No governo, ele lançou Portal da Transparência, criou a CGE e canais de controle social como e-SIC e e-OUV
Uma das diversas marcas deixadas pelo ex-governador Reinaldo Azambuja ao longo da sua trajetória é a transparência na gestão pública, como mostram os levantamentos da Rede de Controle. E esse é um compromisso que ele vai levar para o Senado Federal.
Foi Reinaldo que levou a outro patamar a transparência do Governo de Mato Grosso do Sul, da “lanterninha” para o 1º lugar no ranking nacional. O salto foi de 614% no índice de transparência, na avaliação da Rede de Controle, passando de 1,4 para a nota máxima: 10. A Rede de Controle da Gestão Pública de MS era formada por 16 instituições à época (hoje são 17), entre elas a Advocacia Geral da União, Controladoria Geral da União, Ministério Público Estadual, Polícia Federal e Tribunal de Contas da União.

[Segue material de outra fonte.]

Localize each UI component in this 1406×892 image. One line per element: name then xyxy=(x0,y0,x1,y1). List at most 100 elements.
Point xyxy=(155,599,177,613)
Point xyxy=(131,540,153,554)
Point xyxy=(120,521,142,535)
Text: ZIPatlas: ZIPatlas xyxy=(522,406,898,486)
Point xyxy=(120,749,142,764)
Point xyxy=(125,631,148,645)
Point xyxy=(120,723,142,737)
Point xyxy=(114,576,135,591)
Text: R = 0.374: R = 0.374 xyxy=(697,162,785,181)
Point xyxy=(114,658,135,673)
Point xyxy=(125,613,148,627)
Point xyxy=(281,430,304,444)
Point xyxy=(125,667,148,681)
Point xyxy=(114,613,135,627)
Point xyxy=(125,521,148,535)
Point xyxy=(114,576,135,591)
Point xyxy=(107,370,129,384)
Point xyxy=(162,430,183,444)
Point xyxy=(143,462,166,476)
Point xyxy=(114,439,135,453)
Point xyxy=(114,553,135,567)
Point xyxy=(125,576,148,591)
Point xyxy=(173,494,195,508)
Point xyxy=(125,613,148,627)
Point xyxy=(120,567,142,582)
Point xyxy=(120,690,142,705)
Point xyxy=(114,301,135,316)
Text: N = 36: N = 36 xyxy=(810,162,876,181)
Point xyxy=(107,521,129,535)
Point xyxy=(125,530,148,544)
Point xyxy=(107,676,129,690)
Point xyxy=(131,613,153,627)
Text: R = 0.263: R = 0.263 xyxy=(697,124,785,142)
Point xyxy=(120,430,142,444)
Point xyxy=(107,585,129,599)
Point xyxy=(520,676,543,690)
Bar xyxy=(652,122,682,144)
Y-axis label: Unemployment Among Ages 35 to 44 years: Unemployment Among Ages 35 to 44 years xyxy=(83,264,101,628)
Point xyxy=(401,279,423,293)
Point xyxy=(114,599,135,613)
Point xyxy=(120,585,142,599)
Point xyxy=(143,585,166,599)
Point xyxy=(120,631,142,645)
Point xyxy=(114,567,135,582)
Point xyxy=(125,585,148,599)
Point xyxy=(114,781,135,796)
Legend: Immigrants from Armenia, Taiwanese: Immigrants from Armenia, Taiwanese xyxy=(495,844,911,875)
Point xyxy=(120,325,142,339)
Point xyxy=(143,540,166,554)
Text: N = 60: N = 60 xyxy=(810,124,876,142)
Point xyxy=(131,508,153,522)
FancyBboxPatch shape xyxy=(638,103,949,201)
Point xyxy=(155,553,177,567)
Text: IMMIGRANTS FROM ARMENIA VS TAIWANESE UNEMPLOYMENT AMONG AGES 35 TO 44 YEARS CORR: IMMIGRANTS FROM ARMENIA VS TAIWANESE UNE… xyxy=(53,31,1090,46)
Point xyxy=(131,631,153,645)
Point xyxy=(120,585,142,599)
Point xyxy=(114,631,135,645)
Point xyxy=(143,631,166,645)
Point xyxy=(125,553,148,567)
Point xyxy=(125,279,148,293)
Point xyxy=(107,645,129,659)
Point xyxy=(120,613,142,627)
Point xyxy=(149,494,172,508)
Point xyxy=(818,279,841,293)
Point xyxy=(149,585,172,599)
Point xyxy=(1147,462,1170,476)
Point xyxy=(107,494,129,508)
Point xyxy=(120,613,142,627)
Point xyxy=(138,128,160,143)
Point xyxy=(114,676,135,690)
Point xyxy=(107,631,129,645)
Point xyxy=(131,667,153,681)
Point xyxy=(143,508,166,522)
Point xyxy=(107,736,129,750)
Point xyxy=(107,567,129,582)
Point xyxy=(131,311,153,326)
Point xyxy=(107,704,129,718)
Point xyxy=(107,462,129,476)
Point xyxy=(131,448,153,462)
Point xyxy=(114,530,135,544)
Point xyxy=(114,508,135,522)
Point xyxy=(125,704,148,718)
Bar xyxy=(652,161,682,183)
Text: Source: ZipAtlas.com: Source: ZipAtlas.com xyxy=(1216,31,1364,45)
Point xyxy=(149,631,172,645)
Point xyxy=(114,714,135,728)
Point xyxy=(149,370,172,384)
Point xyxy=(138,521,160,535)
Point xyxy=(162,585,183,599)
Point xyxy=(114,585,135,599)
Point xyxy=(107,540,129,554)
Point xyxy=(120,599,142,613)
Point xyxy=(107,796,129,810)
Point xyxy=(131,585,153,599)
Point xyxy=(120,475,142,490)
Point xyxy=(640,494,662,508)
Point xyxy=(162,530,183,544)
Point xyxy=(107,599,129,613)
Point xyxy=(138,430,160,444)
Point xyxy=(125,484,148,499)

Lançado em 2015, o Portal da Transparência do Governo de Mato Grosso do Sul permite a qualquer cidadão, com um “clique” e sem necessidade de nenhum tipo de cadastro ou burocracia, ter acesso em tempo real aos dados sobre os gastos do governo.

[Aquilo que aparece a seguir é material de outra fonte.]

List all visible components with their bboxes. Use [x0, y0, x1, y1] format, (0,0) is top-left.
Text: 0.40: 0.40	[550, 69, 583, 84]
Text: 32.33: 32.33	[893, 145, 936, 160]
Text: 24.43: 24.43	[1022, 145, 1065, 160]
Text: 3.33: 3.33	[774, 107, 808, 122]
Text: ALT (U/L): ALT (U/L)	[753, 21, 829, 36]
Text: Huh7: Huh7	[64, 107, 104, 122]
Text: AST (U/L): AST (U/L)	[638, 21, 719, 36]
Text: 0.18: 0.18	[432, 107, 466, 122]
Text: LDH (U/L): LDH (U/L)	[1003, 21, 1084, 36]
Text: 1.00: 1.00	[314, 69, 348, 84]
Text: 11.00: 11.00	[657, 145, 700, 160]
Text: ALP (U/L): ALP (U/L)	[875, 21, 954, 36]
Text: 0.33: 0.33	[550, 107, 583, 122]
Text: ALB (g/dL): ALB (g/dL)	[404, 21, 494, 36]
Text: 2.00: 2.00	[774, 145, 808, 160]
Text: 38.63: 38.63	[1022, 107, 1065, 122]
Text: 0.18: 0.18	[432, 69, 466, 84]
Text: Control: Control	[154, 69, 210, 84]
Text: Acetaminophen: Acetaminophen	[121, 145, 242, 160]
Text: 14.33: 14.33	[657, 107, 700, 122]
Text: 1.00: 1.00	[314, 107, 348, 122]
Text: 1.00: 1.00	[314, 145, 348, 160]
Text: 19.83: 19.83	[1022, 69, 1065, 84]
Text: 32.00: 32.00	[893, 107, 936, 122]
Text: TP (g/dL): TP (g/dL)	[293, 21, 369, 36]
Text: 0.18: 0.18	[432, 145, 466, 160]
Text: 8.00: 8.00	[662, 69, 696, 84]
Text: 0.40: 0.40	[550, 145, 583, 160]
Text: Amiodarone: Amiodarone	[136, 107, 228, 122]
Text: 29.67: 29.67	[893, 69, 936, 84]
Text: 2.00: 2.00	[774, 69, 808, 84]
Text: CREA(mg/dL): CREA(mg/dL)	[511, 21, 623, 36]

Também na gestão estadual, Reinaldo criou a CGE (Controladoria-Geral do Estado), para fiscalizar e combater a corrupção, e canais de controle social como a implementação do e-SIC (Serviço de Informação ao Cidadão) e do e-OUV (Sistema de Ouvidorias).
Na Prefeitura de Maracaju, cidade que também administrou por oito anos, Reinaldo instituiu o Painel da Transparência mostrando como e onde o dinheiro público era aplicado.
Candidato ao Senado pela coligação “Fazendo o Futuro Acontecer” (PL, União, PP, Republicanos, PSDB, Cidadania, PSD, MDB, Podemos e Avante), Renaldo vai defender a transparência nos Poderes como forma de controle social e combate à corrupção e ao mau uso dos recursos públicos.
“A transparência é um compromisso e uma ferramenta de incentivo à população para que participe ativamente da gestão. Hoje o controle dos gastos públicos passa por busca de mais eficiência, com uso de tecnologia de informação para diminuir gastos e desperdícios com a máquina pública”, disse Reinaldo (PL 222).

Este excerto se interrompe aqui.